For years I’ve been hearing about an immortally bad volume of poetry, The Captain of the ‘Dolphin’ and Other Poems of the Sea, by Frederick J. Johnston-Smith. The glimpses I’ve seen look fantastic:
We piled more wood upon the blazing hearth —
More broken planks from off the mould’ring wreck;
The billets, all composed of Norway pine,
Were evidently portions of the deck.
The morning came the tempest’s trail impatient to elute;
The merry birds assistance gave — played each his fife or flute.
A balminess the darkened hours had brought from out the south.
Each breaker doffed its cap of white and shut its blatant mouth.

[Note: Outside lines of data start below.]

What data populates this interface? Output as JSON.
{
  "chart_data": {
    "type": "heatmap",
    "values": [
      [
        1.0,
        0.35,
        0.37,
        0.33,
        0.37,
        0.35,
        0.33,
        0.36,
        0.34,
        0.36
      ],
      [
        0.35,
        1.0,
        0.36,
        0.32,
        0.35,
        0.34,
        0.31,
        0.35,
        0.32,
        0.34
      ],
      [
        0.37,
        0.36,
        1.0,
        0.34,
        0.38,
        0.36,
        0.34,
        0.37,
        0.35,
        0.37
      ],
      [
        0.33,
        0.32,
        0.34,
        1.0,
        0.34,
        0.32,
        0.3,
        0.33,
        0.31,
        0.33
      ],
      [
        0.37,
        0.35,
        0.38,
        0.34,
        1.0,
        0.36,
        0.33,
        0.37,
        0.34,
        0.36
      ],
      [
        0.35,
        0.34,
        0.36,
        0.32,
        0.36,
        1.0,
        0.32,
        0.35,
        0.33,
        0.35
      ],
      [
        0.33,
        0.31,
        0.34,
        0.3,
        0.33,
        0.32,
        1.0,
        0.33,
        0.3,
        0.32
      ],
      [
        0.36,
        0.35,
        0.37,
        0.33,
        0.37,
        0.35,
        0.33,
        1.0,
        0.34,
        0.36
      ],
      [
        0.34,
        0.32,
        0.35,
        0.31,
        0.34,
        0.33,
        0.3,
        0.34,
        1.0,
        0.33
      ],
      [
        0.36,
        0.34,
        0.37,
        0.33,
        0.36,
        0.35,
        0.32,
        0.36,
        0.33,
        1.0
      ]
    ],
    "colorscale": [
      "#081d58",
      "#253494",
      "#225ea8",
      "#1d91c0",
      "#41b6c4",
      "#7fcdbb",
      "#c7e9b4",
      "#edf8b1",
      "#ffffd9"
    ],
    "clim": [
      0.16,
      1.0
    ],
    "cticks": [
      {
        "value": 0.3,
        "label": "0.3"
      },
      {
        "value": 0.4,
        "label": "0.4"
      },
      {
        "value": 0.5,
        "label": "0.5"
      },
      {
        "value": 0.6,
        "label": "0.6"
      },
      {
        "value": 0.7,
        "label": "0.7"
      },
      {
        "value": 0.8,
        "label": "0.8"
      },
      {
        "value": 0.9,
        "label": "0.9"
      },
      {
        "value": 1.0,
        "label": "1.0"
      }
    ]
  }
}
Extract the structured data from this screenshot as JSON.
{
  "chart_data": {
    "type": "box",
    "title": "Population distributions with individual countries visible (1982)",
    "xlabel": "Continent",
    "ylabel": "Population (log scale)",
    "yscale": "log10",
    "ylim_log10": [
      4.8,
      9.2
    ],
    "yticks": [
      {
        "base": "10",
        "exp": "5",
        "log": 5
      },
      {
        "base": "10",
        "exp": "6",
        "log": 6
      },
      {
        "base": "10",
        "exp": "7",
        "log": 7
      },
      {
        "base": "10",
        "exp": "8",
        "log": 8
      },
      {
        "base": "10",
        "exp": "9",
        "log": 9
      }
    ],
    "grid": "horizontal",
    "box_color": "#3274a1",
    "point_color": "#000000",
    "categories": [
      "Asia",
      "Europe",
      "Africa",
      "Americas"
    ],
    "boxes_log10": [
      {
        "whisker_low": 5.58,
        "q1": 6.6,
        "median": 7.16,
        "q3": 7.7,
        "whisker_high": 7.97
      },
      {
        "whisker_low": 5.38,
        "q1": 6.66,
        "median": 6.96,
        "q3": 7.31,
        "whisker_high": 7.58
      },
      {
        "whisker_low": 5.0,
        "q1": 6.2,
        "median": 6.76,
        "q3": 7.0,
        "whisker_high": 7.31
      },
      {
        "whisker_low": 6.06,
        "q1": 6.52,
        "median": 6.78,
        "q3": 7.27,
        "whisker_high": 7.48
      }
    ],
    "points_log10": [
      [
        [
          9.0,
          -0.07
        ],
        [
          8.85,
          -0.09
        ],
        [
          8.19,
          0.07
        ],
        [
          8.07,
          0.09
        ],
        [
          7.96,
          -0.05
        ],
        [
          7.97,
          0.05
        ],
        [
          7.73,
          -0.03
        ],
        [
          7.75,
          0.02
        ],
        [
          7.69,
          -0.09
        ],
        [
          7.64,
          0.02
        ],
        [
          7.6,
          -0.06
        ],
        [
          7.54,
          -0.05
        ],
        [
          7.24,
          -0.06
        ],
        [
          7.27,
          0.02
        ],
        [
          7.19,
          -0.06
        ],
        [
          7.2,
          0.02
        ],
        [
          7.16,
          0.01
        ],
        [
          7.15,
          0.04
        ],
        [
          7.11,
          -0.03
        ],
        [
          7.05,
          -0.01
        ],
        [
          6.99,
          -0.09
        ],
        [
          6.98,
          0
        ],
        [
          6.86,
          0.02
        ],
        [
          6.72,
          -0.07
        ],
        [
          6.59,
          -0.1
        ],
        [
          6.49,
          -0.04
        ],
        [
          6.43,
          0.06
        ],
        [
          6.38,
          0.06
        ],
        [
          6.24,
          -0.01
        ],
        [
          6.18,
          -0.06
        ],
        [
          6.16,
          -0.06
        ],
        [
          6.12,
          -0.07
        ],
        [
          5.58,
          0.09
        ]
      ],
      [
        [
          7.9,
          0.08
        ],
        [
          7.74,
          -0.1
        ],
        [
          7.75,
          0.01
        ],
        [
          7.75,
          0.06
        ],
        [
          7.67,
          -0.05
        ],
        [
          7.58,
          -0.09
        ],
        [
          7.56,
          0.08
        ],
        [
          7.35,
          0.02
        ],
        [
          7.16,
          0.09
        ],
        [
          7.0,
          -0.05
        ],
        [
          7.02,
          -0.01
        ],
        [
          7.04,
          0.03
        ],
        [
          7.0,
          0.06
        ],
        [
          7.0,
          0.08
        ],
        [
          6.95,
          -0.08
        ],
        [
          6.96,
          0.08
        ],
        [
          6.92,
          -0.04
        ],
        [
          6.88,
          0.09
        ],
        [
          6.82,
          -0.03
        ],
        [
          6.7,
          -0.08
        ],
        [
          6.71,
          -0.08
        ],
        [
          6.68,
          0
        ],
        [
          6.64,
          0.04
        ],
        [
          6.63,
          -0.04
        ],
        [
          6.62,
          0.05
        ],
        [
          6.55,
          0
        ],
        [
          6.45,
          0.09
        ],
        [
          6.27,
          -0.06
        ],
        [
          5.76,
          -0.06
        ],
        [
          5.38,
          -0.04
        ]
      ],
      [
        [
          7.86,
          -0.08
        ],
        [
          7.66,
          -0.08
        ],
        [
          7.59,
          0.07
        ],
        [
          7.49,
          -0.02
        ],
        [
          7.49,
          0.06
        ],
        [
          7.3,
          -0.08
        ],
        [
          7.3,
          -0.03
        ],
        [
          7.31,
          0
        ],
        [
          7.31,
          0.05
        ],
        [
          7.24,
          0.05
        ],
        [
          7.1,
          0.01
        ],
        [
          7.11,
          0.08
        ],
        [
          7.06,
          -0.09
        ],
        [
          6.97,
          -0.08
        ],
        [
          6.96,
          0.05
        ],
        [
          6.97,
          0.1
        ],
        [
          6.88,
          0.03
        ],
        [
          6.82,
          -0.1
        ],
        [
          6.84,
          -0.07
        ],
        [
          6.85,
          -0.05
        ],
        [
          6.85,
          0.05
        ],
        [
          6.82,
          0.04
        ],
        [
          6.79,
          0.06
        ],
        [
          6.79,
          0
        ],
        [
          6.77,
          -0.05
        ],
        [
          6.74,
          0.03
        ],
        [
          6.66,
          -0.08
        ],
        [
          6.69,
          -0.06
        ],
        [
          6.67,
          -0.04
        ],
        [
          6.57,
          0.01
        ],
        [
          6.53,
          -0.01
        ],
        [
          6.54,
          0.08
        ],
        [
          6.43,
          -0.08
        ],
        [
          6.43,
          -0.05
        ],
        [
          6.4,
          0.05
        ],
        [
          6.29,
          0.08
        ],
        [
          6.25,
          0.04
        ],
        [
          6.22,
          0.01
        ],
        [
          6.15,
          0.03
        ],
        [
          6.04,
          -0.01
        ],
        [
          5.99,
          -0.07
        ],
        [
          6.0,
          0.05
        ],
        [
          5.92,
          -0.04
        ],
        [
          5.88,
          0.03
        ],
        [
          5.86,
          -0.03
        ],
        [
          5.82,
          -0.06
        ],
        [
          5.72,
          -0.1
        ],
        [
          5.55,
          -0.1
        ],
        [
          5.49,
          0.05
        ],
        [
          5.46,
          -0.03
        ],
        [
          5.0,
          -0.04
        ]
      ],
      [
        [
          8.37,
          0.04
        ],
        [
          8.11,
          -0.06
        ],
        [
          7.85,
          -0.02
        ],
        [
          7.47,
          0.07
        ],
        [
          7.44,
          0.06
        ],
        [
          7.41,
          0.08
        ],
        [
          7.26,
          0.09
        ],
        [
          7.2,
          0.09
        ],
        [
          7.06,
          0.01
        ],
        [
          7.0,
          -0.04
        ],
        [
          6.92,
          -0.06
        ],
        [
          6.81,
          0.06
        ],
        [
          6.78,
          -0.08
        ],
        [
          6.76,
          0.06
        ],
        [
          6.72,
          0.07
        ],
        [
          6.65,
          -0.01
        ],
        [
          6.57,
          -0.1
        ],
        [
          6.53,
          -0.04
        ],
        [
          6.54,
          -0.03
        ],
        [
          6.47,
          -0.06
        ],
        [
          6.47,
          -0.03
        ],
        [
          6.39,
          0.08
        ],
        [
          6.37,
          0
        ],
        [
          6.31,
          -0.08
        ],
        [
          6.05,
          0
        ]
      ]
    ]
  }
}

Strike, strike your flag, Sidonia,
And lessen death and pain!
“Strike!” “Fight!” are but synonyma
For misery to Spain.
(Where the Goddess Aurora sits shaking her fan
In the face of a vapourless moon —
Where the sun circles round for the half of the year
And is cold — like a yellow balloon)
(to a lapwing:)
I thank you for cutting the thread of my thought
With a snip of your scissors-like bill,
For why should my mind with a thinking be fraught
Of men’s indefectible ill?
I’ve just discovered that the whole thing is on the Internet Archive — including a Glossary of Nautical Terms in which the poet informs us that the “wheel” is “that with which the helmsman steers the ship.”